The issue of vaccine hesitancy and misinformation is another challenge that mRNA vaccines, like all vaccines, face (J Gen Intern Med 2022;37:179-87). Addressing concerns and providing accurate information about vaccine safety and efficacy are crucial in building public trust and promoting vaccination.

Future vaccine formulations may also need to consider the inclusion of additional viral targets. While the spike protein has been the primary focus of current COVID-19 mRNA vaccines, emerging variants may necessitate broader immunity. Researchers are exploring the potential inclusion of other viral proteins, such as the N and M proteins, in vaccine formulations to enhance immune responses (Int J Mol Sci 2023;24:5944).

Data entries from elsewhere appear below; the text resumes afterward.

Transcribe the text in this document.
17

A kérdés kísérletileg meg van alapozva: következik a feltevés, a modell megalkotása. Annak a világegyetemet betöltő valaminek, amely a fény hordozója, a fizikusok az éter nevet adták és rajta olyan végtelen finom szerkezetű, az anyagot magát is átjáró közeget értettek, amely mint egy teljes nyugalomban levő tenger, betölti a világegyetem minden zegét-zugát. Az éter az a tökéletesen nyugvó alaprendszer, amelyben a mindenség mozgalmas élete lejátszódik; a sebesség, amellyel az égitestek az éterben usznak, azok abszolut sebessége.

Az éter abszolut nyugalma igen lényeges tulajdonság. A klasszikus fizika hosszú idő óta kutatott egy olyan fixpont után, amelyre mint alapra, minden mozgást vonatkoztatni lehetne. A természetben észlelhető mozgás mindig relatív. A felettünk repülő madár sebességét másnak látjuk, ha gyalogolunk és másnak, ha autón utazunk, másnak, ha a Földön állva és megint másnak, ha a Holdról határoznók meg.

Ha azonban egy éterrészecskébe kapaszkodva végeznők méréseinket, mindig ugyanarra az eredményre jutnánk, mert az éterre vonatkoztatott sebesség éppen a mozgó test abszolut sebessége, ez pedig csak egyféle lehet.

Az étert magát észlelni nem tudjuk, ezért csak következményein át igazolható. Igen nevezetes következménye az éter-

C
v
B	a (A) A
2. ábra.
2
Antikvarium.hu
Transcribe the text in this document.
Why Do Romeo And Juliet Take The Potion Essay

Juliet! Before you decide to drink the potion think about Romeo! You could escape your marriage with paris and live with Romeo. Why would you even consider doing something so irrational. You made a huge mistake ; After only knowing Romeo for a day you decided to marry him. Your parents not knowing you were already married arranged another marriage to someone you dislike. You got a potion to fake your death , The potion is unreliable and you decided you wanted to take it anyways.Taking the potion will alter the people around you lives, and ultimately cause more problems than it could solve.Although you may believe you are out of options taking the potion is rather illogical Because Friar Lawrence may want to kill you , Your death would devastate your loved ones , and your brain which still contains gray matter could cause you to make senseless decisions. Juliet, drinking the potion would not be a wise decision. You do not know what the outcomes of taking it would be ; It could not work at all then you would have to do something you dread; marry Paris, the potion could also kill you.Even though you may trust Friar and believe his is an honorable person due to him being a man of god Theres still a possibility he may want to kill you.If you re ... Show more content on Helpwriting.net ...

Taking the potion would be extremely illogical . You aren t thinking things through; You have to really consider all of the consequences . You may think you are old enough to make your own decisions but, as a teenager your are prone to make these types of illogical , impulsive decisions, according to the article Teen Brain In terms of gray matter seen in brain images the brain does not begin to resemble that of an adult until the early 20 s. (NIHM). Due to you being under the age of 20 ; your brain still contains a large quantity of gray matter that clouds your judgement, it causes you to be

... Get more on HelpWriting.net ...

Additionally, efforts should be made to reduce T-helper 17 (Th17) responses, which have been linked to adverse effects in some COVID-19 vaccines (Int J Mol Sci 2023;24:5944). Fine-tuning vaccine formulations to minimize these effects while maintaining strong protection against the virus is an ongoing challenge.

Striking the right balance between the benefits and risks of mRNA vaccines remains crucial in our ongoing efforts to combat SARS-CoV-2 and future infectious threats. Continuous research, monitoring, and innovation will be pivotal in harnessing the full potential of mRNA vaccine technology while addressing challenges and ensuring global health security.

As we learned in medical school, vaccines are the cornerstone of public health interventions against infectious diseases. Vaccines nearly eliminated some of the most feared diseases of prior centuries. mRNA vaccines have turbocharged vaccine discovery and development. They presage advances in biomedical technology needed to address future pandemics and ensure global health security.